Dans une maison du Marais
assis sur le seuil
un squelette
attend une ouverture
dans un pli du futur
Réflexion bouleversante sur la place de l'homme dans l'univers, le poète ne s'interdit ni l'hermétisme - bref instants précédant un souffle, une lumière- ni le vers de mirliton -sporadique jeu
avec les mots, avant de reprendre sa quête du plus profond et du plus vrai.
Le présupposé de l'énoncé
indique qu'il faut considérer
comme plausible l'hypothèse
d'une croissance exponentielle
à travers l'espace et les siècles
de cet instant brisé (…)
Oui, Ravalec est profondément ancré dans le XXIème siècle. Il l'est aussi dans sa nature transgenre, explorant des modes d'expression aussi différents que le roman, la poésie, la chanson, ou le
cinéma. Ce dernier trait, il le partage avec le grand Xabi Molia, poète, romancier, cinéaste d'importance .

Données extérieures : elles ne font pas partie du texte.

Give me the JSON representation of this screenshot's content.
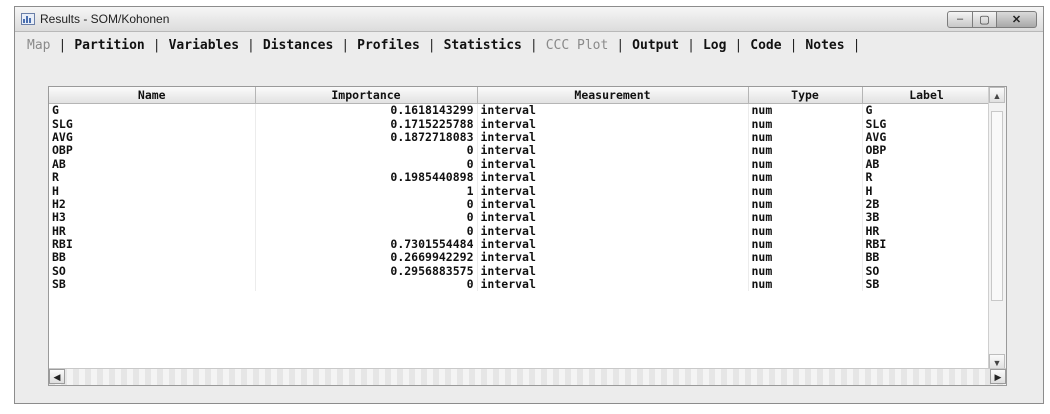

Le succès de "Huit fois debout", son premier
long, a quelque peu éclipsé la révélation que fut, pour certains "État des lieux". Recycleur de génie, Xabi Molia se nourrit de ces infra-langages par lesquels se formule notre vie quotidienne :
prose journalistique, modes d'emplois, jargon informatique et discours politiques. Pour mieux les filtrer au tamis de sa prose poétique, riche en humour et en métaphores.

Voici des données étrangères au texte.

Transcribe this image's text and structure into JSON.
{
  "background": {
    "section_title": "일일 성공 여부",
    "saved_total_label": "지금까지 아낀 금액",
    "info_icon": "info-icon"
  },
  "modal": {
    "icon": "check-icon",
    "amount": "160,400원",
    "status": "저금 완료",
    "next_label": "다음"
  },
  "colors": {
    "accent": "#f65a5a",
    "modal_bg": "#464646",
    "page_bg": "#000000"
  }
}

L'ouverture inconsidérée d'une mémoire peut réserver à son utilisateur une série de désagréments allant de l'occlusion d'un sinus au cataclysme final. On ne saurait
ainsi que conseiller audit utilisateur la plus grande prudence.
Xabi Molia parle de légendes mortes, de retour à l'ordre, d'une surinformation qui noie l'essentiel sous un amas de futilités, de la difficulté d'oser. Subversif, corrosif, il n'hésite pas à se placer, dans certains textes, du point
de vue de l'oppresseur :
Sous ma juridiction, les écrivains seront parqués dans d'étranges tours circulaires, dont seraient perdus la clé des portes et l'emplacement des portes
Cycle de l'ordre : voilà où nous en sommes
À réclamer bâtons, autorité D'autorité la préférence pour le cercle
Le danger crie partout : c'est le nouveau refrain, le tien Chaque geste un délit
Vers libres et proses s'alternent, s'enchevêtrent parfois. Les styles se jouxtent et se superposent. Les poèmes demeurent le plus souvent sans titre, comme si les miroirs de l'époque ne pouvaient
être nommés. Par-delà ce qui est dit, Xabi Molia met en relief cette part d'indicible, de cris non-formulés qui jalonnent la vie de ses contemporains. Et n'hésite pas, dans la révolte, quand il
le faut, à parler clair
La police aux frontières a la pression du résultat
Le taux de reconduite est inférieur à vingt pour cent
Mariame Getu Hagos, un Éthiopien de vingt-cinq ans,
Meurt dans son siège pressé, la nuque vers le bas
La rage de Xabi Molia est cependant rarement
ostentatoire. Elle garde une forme de pudeur, comme pour mieux s'ériger contre l'obscénité de l'époque, où tout s'étale et se dit jusqu'au trop plein, au-delà de la satiété.
Aussi n'est-il pas étonnant qu'il use parfois de l'humour noir pour parler d'amour
J'ai tiré sur ta peau comme sur un emballage, mal ajusté, flottant, et qui pourtant n'a pas cédé. J'ai tiré, mais des siècles
Accroupi sur le lit j'ai défait ma ceinture et puis, sans te gifler, je l'ai posée à côté de ta robe. Ne me regarde pas
Nus c'est encore l'intimité des sarcophages
Ainsi chacun à sa manière, déphasée, décalée, admirable, Xabi Molia et Vincent Ravalec sont incontestablement fidèles à l'injonction du poète du "Bateau Ivre". Leur modernité nous touche comme la
lettre d'un proche, qui nous conte ses explorations dans les forêts du langage.